Friday, April 15, 2022

Nature

With much of the urban spaces closed for Good Friday, it seemed like a good time to get out to the country for once. A friend took me up into the Dandenongs, to walk appreciatively through the giant tree fern forests and enjoy a rare warm sunny day in the Melbournian autumn.


I took Tony and Tonya, although it was a little far from the ice for them. Their appreciation of nature was… mixed.

 


Some people like mushrooms. Others want to smash them with a crowbar.

 


Nature. Bah! Take your ferny glens and your babbling brooks and shove them up Nancy Kerrigan’s... aspirations.

 


Tony takes the road less traveled by iceskaters.


But in a development that’s sadly normal in Australia, where every single animal wants to kill you, Tony and Tonya encountered some of the native flora and/or fauna, with predictable results. 

 


But thanks to Tonya finally using her crowbar for good, they escaped to skate another day.

 


Come evening, back in the concrete jungle, we traipsed off to the Jazz Lab in Brunswick to see a musical about the Elephant Man.
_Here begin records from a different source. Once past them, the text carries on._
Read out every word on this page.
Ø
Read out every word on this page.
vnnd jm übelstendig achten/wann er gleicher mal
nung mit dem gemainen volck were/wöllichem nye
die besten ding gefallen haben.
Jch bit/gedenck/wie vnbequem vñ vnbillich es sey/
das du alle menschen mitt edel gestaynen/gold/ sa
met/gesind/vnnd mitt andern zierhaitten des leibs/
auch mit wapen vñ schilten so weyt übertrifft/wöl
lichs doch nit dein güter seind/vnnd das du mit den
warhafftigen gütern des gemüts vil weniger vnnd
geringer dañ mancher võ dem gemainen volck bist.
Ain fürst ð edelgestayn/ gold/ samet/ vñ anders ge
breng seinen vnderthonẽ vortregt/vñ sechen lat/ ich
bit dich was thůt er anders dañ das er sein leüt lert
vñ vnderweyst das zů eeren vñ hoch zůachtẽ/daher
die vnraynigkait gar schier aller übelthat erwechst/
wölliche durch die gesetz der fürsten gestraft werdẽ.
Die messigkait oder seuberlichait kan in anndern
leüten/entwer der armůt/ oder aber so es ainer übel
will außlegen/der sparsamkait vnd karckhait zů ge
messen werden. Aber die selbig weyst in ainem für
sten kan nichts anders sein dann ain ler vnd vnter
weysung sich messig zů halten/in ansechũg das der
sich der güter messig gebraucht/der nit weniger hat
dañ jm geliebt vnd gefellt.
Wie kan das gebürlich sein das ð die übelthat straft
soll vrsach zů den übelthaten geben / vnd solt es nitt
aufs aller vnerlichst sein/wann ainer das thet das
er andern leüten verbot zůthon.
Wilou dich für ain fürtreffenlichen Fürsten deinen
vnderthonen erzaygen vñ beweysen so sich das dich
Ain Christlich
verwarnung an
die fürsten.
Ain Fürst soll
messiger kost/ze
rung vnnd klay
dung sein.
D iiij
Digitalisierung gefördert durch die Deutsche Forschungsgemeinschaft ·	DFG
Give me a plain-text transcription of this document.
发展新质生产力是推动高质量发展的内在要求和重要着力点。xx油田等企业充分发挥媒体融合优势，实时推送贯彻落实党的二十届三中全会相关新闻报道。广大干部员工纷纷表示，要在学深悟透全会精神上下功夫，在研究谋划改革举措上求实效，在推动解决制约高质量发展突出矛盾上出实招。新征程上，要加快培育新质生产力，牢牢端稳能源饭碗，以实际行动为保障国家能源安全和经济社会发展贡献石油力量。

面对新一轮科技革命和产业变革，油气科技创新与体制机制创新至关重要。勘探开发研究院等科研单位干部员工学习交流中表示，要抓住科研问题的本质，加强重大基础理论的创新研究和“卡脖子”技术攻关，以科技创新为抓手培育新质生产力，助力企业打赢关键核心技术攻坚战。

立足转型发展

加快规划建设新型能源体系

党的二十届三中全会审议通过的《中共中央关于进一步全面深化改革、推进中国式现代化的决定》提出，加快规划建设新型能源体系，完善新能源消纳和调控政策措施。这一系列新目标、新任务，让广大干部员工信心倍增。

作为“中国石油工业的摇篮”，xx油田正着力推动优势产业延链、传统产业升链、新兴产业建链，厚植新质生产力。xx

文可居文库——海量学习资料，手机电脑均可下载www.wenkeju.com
I don’t remember the 1980 biographic film having quite this many dick jokes, but I was a callow youth at the time so maybe they went over my head. Questions might also be asked as to whether John Merrick really had a makeover from a French fashionista and then vogued in front of the aristocracy at an opera house, or had his worldview challenged by a transvestite Russian prostitute. But suspension of disbelief is one of the great gifts of the theatre.


The sound mix was terrible, and there were possibly just a few too many dick jokes, but the performers had beautiful voices and blistering energy, and in the end they received not one but two standing ovations. Melburnians are easily wiled by an avalanche of dick jokes.


Perth audiences, by contrast, are famously miserly with their public displays of appreciation. Maybe it’s because we don’t trust these artistic types and their high-concept tomfoolery? Melbourne audiences will respond rapturously to almost any performance, but never moreso than now, as they slowly emerge from COVID restrictions and are consequently starved of both live performance and human interaction.